A reader may have concluded from the previous paragraph that much of Rushdie's best writing is about India and the Indian subcontinent. And while this is not true of all his writing (one highpoint of "Imaginary Homelands," was a lovely review of "If on a Winter's Night a Traveller") it is largely true of this one. There are good pieces on Gandhi, the 50th anniversary of Indian independence, and Indian literature in English, as well as an account of his return to India. The latter is quite good on the sinister BJP government, the impotence of the Congress party, and the widespread corruption, poverty and sectarianism. India, Naipaul once commented, is not a very subtle country, and Rushdie reminds us of that fact in the contrast between billions spent on nuclear weapons instead of relieving the horrible droughts that ravage much of the country. It is actually rather honest of Rushdie to include a paragraph which in retrospect somewhat belittles the terrorist threat from Afghanistan, when it would have been easier to highlight those columns which supported the American overthrow of the Taliban. One striking article is a short one Rushdie wrote on the Taj Mahal. He notes how the building is a classic example of kitsch and cliche, and how the entrance is surrounded by swarms of unpleasant peddlers. He also notes that it was in fact the British who preserved the building from the 19th century onwards. But notwithstanding all these reservations Rushdie points out that the Taj Mahal is still a stunningly beautiful building. Rusdhie also includes an interesting essay about the unsuccessful filming of "Midnight's Children," which was scotched because the governments of India and Sri Lanka rather cowardly and bigotedly refused to allow the BBC to film there.

There is a certain element of nostalgia in some of the other pieces. One can see it in the review of the Rolling Stones' 1994 concert.

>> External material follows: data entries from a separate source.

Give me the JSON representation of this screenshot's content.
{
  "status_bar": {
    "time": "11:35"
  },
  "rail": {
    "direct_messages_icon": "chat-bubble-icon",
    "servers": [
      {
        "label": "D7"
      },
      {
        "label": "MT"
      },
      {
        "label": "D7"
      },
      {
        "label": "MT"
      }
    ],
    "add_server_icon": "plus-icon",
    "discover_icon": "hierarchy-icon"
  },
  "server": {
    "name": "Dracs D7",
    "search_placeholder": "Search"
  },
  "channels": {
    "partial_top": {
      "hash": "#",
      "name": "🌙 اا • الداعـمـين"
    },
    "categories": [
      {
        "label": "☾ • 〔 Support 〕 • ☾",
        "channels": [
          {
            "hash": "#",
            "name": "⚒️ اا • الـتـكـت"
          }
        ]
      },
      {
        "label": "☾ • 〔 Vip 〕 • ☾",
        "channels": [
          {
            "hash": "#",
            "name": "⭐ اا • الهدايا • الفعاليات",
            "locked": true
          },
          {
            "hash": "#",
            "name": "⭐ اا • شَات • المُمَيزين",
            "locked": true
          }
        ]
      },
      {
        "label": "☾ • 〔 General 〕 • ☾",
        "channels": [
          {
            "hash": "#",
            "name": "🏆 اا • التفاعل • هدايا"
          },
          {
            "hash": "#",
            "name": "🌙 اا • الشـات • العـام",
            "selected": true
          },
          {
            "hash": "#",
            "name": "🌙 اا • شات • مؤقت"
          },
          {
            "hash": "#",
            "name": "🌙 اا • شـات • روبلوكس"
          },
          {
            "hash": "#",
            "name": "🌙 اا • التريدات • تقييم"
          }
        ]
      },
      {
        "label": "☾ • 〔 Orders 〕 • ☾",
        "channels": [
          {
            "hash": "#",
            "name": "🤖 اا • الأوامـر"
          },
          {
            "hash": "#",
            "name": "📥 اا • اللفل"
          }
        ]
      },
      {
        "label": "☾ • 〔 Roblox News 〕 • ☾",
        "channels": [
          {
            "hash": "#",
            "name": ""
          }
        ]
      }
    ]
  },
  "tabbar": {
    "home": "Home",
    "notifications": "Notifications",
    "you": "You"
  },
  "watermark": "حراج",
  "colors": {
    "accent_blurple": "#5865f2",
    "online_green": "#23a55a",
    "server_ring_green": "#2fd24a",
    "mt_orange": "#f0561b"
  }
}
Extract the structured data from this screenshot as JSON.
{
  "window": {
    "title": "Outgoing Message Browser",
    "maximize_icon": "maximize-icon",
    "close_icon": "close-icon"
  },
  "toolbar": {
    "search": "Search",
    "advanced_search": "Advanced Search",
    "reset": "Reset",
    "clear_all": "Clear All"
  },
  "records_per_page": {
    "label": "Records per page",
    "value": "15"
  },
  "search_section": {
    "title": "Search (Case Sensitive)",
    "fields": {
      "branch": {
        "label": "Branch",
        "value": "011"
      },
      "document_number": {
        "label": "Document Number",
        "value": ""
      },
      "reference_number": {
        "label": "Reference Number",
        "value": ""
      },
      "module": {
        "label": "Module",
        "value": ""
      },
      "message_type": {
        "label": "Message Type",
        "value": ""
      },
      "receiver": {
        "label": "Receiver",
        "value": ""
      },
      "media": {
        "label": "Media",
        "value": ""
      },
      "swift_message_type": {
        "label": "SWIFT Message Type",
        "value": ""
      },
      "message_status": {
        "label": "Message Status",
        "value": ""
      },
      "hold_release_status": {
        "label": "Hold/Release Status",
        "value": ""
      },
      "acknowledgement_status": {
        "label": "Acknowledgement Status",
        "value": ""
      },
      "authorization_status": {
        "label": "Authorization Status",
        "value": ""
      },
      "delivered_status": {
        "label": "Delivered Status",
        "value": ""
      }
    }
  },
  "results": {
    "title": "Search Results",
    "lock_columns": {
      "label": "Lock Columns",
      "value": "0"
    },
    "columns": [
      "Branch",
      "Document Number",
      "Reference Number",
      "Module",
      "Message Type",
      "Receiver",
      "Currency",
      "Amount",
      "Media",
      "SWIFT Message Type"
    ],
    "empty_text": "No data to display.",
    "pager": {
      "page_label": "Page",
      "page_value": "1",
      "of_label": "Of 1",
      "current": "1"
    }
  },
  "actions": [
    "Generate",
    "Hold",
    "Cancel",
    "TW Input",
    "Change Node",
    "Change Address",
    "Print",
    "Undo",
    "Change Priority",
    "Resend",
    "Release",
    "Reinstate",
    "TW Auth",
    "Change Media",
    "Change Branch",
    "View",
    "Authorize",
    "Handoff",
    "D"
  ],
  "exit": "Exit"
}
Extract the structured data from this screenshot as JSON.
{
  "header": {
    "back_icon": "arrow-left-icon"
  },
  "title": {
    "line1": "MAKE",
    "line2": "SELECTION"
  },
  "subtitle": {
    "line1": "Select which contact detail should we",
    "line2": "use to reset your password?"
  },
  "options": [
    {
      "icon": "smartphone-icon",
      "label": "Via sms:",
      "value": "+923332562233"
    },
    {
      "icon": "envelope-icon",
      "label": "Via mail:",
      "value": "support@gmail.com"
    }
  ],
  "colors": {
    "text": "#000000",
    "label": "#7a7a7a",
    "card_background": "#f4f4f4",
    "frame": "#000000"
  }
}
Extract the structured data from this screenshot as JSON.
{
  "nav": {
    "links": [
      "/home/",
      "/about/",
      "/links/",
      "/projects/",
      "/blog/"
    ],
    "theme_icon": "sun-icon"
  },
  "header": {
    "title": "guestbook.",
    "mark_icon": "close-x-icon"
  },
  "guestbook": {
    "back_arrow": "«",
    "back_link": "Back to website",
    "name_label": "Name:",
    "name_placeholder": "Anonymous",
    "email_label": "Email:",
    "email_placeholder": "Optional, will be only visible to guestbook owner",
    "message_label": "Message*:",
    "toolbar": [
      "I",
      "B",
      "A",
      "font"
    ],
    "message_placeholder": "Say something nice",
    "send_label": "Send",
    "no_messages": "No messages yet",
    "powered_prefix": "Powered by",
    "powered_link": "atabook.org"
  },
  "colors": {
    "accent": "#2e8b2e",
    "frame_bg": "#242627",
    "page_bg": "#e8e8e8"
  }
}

It is also present in the long essay on "The Wizard of Oz," which is full of many interesting details about the movie (Frank Morgan's coat was bought second-hand and it turned out to have been owned by L. Frank Baum himself), and where Rushdie makes some piccuant comments. (Such as that the conclusion to the movie is a cop-out, and less often remarked on, that if the Wicked Witch of the East is so evil, how come the Munchkins live in a such a pleasant and attractive place?) Rushdie clearly admires the film as a seminal experience in opening his mind, and says little about the novels. (He seems unaware of Baum's socialist and rather daringly feminist ideas-one central point of the later novels is how one character changes from a boy to a girl). There is a rather weak essay in response to George Steiner's comments on the decline of the European novel. Rushdie may be able to name 13 great novelists of the past half century. But none of these are of the stature of Proust or Kafka, and one could name far more from the first half of the 20th century. On the other hand there is an interesting essay about soccer (Rushdie is a fan), and the articles where he writes in his own defence are important to read. They are not important to read simply because Rushdie is a brilliant writer being attacked by a cruel theocracy, but also because they remind us that he is not alone, that brave people are struggling to support secularism and democracy in the Muslim world, and whether in Turkey or in Bosnia or in India, they deserve our support. As a result this book reminds us more of the author of "The Satanic Verses," and "Shame," rather than of "Fury" and "The Ground Beneath Her Feet."